Indeed, one of the most important contributions of the UofT paper is that it incorporates data from 2021 and not just 2020. Between the two PPP phases there were important changes, including a huge increase in the amounts that lenders could collect in fees, and an extension of eligibility to include sole proprietors and gig workers.
For example, FIN wrote back in March about BlueVine, a fintech lender making PPP loans available to Lyft drivers and other sole proprietors; that was the outcome of a legislative shift that had taken place only a few weeks earlier. (BlueVine, for what it’s worth, claims to have facilitated 3% of all PPP loans, yet it doesn’t show up in the study’s top 75 PPP lenders, so that’s another disconnect. BlueVine’s publicist didn’t return an e-mail seeking comment.)

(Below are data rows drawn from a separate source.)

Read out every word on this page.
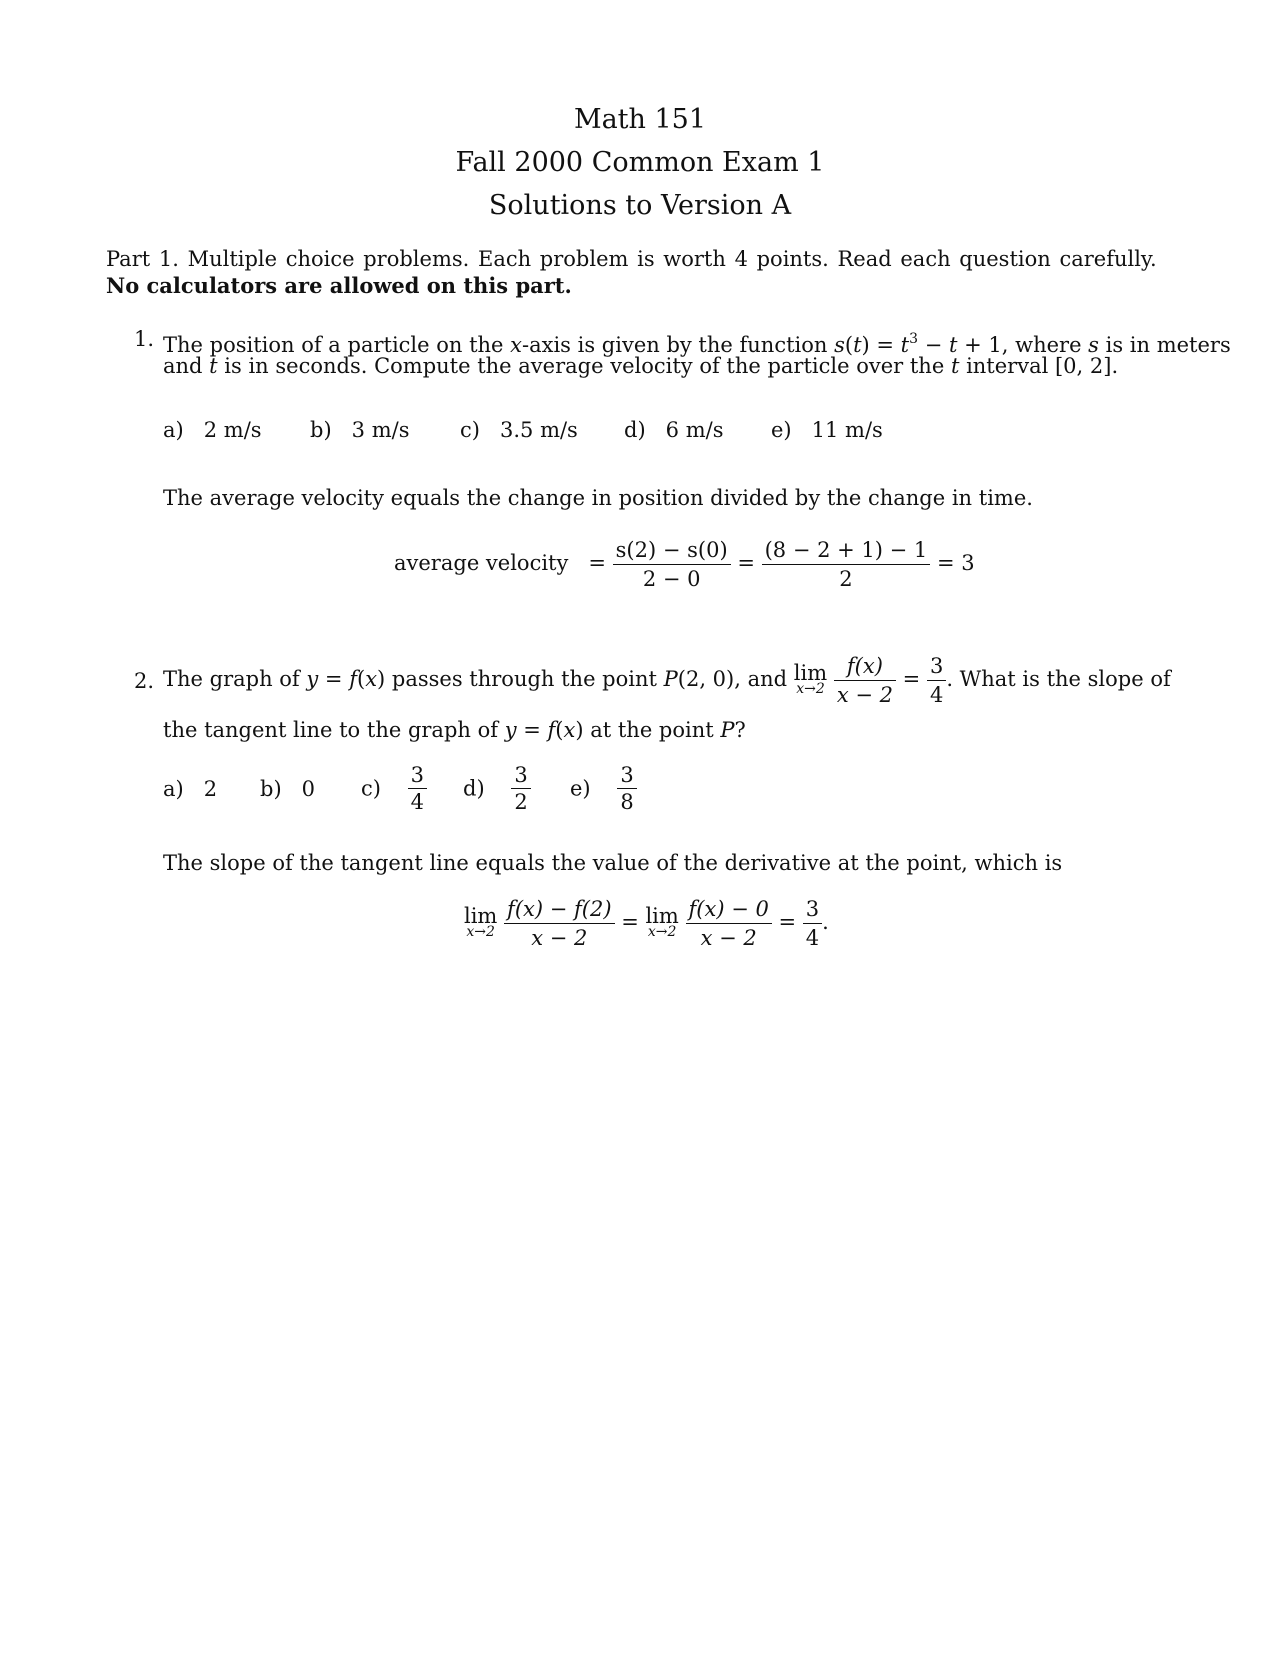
Math 151
Fall 2000 Common Exam 1
Solutions to Version A
Part 1. Multiple choice problems. Each problem is worth 4 points. Read each question carefully.
No calculators are allowed on this part.
1. The position of a particle on the x-axis is given by the function $s(t) = t^3 - t + 1$, where s is in meters
and t is in seconds. Compute the average velocity of the particle over the t interval [0, 2].
a) 2 m/s b) 3 m/s c) 3.5 m/s d) 6 m/s e) 11 m/s
The average velocity equals the change in position divided by the change in time.
average velocity   = $\frac{s(2) - s(0)}{2 - 0} = \frac{(8 - 2 + 1) - 1}{2} = 3$
2. The graph of y = f(x) passes through the point P(2, 0), and lim
x→2
$\frac{f(x)}{x - 2} = \frac{3}{4}$ . What is the slope of
the tangent line to the graph of y = f(x) at the point P?
a) 2 b) 0 $c) \frac{3}{4} d) \frac{3}{2} e) \frac{3}{8}$
The slope of the tangent line equals the value of the derivative at the point, which is
lim
x→2
$\frac{f(x) - f(2)}{x - 2} = \lim$
x→2
$\frac{f(x) - 0}{x - 2} = \frac{3}{4}$ .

While it’s important to weed out fraud—and of course all the companies and agencies involved say that they made good efforts—there are a couple of broader policy points worth making here. First, the time frame for rolling out these crucial legislative changes—such as the extension of PPP loans to sole proprietors—was extremely condensed. It’s far from clear that the federal government on its own was well-positioned to get the word out fast to those communities, and so reliance on opportunists like Womply was one of very few alternatives. Second, PPP loans (and their forgiveness) were designed as stimulus, not as need- or merit-based grants. While obviously having a fraudster take a loan that could have gone to a deserving business is a policy failure, it’s not clear that the supply of funds available was the biggest barrier to deserving businesses getting loans; most evidence points to awareness and the complexity of applying. From a macroeconomic perspective, though, stimulus is fairly forgiving on such matters; if a fraudulent PPP recipient goes out and spends the money on a new pickup truck, the economic effect is presumably similar to the same expenditure from a real business. As for the truly bad guys, it would be nice to believe that the SBA will go knocking on the door of that house outside Chicago.
FINvestments
🦈Number of the Week: Robinhood had its first earnings announcement this week as a public company. It reported that 25.5% of its quarterly revenue came from Dogecoin trading. The stock fell dramatically; maybe payment for order flow wasn’t so bad after all!
🦈It was strange to see the announcement this week that Chime has raised $750 million in a Series G round. Not because the company (even with its nightmarish customer issues) seems like a cold investment prospect, but because its CEO told Reuters in March that Chime had more than $1 billion cash in the bank and “does not need to raise additional capital soon.” Is five months not “soon”? Or was the raise unnecessary?
> Still, FIN can’t find a mainstream media outlet that’s confirmed the story, or even picked it up.
David Marcus did a Bloomberg TV interview about this where the interviewer asked him about all the stuff in the Block article, including Novi using stablecoins other than Diem. Marcus said that would only be a last resort - he notably did not deny the claims.